Pourtant, le scénario de Gatins arrive à cerner l’essentiel de ce qu’il était intéressant de parcourir. Outre le revers de la médaille de la célébrité (une thématique adjacente censée renforcée la principale sur l’alcoolisme par un jeu de symbolisme : la descente à pic de l’avion est synonyme de la descente à pic, direction l’enfer, d’un personnage qui ne peut plus tenir en l’air et faire illusion et qui est sur le point de s’écraser brutalement au sol à force de mensonges), Flight parle de l’incapacité à décrocher, à se contrôler, des promesses non tenues, des gens qui vous fuient, de ceux qui ont trop peur de la suite pour venir s’accrocher à vous et surtout de cette impression de toujours « maîtriser » alors qu’il s’agit là du plus gros mensonges d’entre tous. De scènes comme celles avec Kelly Reilly ou celle à l’hôtel avant d’attaquer la partie judiciaire, sont très intéressantes, parfaites dans l’idée… mais pas dans l’exécution. Zemeckis est peut-être rouillé du film live mais son Flight, malgré un Denzel qui se donne, manque d’émotions pénétrantes, manque de force épidermique. Rarement viscéral, rarement prenant, il est trop clinique, trop distancé pour réussir à venir titiller ne serait-ce que du bout de l’orteil les films tout à l’heure évoqués et que Zemeckis critiquait. Tournant souvent en rond en répétant ses scènes pour bien faire comprendre l’idée de cycle infernal dont on ne sort pas facilement, Flight finit par lasser, par nous faire décrocher sans jamais réussir à trouver un écho puissant façon Le Poison de Billy Wilder. Le film se regarde comme un vague drame lointain, proprement exécuté mais sans plus. Pourtant, le cinéaste a essayé de ne pas faire lisse. Nudité, sexe, drogue, alcool, le film défie la censure américaine prude et ne cherche pas à faire dans le tout public gentillet non plus, mais il fait dans un tel classicisme avec son fond très hollywoodien de quête de rédemption d’un homme meurtri…
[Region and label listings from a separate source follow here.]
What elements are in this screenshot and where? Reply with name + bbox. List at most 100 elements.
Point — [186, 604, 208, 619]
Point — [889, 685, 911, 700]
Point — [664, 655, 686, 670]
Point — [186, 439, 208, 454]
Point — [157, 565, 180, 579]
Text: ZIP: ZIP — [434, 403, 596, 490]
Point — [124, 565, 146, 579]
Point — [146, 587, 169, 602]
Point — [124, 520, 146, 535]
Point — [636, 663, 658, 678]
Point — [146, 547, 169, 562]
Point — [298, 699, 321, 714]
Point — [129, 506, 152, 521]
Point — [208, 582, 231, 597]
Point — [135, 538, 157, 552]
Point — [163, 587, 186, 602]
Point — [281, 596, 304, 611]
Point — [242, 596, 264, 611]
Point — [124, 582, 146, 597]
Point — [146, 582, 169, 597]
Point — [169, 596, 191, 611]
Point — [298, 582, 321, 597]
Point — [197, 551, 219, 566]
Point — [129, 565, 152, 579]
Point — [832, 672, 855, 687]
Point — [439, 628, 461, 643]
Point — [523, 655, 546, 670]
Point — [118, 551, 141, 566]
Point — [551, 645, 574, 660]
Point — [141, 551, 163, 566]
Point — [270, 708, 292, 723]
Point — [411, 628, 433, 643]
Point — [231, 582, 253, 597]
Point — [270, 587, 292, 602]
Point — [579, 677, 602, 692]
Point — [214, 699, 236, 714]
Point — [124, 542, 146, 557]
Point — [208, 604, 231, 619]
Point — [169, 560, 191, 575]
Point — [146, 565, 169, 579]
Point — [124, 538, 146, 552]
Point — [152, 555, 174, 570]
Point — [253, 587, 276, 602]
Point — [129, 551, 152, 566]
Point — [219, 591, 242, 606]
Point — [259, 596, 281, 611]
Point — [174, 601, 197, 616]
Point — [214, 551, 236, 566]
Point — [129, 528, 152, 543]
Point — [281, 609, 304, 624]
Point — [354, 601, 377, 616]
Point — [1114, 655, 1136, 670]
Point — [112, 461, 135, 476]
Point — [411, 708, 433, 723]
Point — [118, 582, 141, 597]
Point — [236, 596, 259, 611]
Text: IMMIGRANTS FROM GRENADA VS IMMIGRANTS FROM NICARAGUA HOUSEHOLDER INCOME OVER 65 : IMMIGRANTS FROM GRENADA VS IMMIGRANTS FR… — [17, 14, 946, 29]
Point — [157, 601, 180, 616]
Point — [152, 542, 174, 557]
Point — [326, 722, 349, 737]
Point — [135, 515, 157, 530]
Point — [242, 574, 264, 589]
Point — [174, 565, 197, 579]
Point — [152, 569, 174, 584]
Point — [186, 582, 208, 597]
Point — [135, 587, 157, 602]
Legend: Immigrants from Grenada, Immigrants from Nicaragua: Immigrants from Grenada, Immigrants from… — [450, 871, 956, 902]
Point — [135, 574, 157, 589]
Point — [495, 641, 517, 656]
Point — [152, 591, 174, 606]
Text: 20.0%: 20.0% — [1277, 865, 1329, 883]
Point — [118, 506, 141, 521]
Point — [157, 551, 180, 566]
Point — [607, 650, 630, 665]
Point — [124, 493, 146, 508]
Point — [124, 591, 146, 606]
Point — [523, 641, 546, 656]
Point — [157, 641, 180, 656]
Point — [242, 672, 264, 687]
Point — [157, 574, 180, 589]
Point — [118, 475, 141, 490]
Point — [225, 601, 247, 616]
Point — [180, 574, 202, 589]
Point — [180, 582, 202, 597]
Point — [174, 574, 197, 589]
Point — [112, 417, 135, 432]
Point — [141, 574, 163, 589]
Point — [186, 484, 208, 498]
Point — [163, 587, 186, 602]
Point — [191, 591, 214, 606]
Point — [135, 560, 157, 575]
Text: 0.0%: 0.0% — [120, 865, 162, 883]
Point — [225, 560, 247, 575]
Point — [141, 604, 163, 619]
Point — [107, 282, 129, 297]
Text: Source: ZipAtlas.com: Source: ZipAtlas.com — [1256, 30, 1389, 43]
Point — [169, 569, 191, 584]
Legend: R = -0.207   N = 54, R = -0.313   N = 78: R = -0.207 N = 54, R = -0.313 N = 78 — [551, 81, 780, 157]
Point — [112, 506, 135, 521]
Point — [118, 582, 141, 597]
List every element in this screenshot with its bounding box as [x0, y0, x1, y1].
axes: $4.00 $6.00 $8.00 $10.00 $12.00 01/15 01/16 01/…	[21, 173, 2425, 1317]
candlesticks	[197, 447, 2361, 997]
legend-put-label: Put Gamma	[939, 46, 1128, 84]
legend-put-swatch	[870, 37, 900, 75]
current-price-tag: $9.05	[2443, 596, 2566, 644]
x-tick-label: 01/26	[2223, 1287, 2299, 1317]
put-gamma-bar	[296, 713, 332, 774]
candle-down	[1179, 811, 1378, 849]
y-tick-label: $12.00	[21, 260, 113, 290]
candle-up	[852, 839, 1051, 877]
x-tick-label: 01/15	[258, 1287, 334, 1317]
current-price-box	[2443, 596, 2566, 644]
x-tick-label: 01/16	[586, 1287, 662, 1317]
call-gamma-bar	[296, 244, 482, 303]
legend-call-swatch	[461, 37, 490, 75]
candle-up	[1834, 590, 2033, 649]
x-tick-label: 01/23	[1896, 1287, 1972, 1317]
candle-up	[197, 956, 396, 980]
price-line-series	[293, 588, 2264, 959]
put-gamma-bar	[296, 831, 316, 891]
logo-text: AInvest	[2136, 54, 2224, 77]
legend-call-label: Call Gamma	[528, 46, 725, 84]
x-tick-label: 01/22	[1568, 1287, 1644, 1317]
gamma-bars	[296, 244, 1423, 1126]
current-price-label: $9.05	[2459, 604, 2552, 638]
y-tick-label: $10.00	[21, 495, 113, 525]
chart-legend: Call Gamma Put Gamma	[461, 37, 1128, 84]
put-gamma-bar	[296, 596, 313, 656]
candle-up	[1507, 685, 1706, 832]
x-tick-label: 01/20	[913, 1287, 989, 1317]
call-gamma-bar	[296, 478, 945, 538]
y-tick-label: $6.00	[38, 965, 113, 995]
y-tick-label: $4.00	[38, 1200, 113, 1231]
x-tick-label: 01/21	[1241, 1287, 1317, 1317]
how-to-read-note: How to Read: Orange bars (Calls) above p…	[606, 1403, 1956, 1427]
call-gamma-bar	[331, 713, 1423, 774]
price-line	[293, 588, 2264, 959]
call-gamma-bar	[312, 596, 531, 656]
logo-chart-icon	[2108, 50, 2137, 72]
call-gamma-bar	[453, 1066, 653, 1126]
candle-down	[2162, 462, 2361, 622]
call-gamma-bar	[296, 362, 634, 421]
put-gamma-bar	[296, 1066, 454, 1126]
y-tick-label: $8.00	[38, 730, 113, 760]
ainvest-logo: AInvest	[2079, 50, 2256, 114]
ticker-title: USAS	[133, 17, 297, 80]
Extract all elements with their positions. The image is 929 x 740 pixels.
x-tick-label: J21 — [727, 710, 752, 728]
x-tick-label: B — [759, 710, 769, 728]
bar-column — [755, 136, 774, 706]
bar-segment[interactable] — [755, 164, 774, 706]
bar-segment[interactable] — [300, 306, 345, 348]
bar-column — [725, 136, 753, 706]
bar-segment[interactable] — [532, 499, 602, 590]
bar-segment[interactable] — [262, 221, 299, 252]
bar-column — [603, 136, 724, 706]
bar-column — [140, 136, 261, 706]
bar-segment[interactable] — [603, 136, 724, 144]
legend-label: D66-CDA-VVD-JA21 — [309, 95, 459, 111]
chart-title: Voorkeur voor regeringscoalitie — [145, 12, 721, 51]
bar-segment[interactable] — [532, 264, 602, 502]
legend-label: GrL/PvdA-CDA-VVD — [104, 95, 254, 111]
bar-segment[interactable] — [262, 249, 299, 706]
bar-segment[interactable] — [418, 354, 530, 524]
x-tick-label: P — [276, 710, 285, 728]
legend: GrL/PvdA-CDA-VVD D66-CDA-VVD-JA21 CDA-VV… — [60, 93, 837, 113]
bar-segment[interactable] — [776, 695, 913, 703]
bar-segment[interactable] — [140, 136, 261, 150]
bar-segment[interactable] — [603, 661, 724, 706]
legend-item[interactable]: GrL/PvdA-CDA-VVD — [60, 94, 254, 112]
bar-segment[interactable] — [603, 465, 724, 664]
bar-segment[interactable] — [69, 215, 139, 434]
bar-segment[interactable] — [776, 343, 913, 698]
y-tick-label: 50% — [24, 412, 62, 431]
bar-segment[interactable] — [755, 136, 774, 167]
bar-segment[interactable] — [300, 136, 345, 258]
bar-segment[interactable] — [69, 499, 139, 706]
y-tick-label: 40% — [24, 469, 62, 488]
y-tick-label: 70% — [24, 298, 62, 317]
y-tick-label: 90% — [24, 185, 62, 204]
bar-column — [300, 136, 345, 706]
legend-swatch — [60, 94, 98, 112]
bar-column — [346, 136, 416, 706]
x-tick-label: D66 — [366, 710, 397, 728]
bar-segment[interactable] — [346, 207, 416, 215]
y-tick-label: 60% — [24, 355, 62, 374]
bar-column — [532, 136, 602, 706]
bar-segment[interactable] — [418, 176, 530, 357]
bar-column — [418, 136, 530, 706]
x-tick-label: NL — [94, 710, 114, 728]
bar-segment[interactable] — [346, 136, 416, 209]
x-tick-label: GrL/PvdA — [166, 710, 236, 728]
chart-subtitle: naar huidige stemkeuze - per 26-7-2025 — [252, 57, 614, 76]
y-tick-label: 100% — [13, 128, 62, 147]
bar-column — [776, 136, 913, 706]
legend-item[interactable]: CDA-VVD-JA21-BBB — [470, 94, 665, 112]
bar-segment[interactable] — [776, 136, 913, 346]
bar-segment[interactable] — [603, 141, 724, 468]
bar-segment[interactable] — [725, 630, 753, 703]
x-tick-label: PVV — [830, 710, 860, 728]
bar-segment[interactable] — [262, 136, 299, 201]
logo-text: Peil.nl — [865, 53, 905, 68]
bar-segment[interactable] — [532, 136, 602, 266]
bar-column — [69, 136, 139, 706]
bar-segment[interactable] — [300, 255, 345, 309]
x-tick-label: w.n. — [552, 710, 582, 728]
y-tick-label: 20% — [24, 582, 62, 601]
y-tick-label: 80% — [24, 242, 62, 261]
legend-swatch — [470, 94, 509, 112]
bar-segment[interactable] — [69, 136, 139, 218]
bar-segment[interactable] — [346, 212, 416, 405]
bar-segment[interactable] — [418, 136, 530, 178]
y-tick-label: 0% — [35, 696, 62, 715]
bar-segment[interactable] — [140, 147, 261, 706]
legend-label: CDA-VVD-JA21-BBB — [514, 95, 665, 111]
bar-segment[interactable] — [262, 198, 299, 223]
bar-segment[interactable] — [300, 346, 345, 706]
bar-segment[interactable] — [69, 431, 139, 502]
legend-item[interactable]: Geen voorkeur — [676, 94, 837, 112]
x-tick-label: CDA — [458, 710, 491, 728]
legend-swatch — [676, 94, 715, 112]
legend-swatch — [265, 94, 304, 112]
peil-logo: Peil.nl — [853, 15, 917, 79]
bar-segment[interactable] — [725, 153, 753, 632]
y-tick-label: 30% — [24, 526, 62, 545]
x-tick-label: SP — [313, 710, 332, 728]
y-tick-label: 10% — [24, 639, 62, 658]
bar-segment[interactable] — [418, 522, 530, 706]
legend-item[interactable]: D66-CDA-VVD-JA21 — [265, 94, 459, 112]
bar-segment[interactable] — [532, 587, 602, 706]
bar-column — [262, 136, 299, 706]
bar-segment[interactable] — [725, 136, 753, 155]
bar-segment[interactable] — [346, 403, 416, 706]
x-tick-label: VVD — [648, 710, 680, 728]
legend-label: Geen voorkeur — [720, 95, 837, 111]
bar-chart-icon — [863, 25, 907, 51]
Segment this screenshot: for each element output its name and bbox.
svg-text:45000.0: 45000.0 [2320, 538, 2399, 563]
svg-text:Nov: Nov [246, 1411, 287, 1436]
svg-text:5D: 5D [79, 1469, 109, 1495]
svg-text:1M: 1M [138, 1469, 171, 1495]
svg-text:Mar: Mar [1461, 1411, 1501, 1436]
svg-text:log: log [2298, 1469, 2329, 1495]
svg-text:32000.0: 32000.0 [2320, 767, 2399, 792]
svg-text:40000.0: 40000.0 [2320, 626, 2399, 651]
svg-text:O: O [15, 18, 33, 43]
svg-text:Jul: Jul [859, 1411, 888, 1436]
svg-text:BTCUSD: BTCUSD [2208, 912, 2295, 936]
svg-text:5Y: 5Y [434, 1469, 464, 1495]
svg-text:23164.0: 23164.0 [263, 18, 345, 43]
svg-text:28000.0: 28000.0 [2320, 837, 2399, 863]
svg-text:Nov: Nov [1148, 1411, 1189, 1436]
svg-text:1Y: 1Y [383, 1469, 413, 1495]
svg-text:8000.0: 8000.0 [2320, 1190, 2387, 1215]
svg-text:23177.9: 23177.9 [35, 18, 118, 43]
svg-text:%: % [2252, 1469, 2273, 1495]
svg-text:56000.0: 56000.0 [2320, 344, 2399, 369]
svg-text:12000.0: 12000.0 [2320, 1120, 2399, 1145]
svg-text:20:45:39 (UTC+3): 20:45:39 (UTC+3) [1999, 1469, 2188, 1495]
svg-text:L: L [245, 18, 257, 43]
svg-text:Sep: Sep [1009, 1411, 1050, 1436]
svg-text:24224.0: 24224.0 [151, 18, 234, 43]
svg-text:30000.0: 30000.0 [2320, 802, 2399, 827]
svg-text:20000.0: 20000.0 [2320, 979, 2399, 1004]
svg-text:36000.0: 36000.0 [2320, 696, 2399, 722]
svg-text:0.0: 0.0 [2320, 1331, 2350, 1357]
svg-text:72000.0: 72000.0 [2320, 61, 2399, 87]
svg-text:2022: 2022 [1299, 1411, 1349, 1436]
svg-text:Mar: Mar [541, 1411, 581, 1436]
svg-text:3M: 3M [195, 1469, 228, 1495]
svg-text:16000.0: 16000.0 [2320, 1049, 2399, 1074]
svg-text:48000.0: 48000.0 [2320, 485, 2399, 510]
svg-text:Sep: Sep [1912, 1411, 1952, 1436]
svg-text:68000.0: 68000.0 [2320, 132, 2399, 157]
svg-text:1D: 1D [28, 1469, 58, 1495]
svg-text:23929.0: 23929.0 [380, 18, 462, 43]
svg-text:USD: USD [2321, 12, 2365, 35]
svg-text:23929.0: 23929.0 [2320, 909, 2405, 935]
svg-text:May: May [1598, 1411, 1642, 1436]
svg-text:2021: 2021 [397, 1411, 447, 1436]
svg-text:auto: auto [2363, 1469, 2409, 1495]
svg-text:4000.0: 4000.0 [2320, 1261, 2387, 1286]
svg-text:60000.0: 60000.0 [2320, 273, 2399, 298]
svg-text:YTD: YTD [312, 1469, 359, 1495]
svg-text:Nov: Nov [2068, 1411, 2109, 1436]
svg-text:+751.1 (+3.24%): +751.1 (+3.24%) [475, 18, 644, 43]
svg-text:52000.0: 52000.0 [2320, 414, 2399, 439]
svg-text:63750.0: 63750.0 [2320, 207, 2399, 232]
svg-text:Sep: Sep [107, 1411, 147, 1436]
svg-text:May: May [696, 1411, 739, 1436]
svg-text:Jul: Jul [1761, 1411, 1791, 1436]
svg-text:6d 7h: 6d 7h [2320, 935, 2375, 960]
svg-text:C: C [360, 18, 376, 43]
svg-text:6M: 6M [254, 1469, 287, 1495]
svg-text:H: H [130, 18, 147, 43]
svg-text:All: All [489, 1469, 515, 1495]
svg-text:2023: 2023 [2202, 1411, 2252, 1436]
Flight est donc une « Denzel Washington performance ». L’acteur fait la route en solo pendant que son cinéaste essaie de construire un film sur les fondations d’un tiraillement moral en évitant d’être trop moralisateur… avant d’y tomber les deux pieds dedans dans un final à l’américaine. Glops ! Le résultat est au final un film correct, parfois intéressant mais jamais un grand drame bouleversant. Quand Zemeckis confie avoir vu Le Jour du Vin et des Roses et Leaving Las Vegas seulement pour se rappeler ce qu’il ne fallait pas faire, il aurait mieux fait de perdre un œil. Car malheureusement Mr l’artiste, jamais votre film n’atteindra ne serait-ce qu’un dixième de l’aura du chef d’œuvre de Blake Edwards ou du film de Figgis.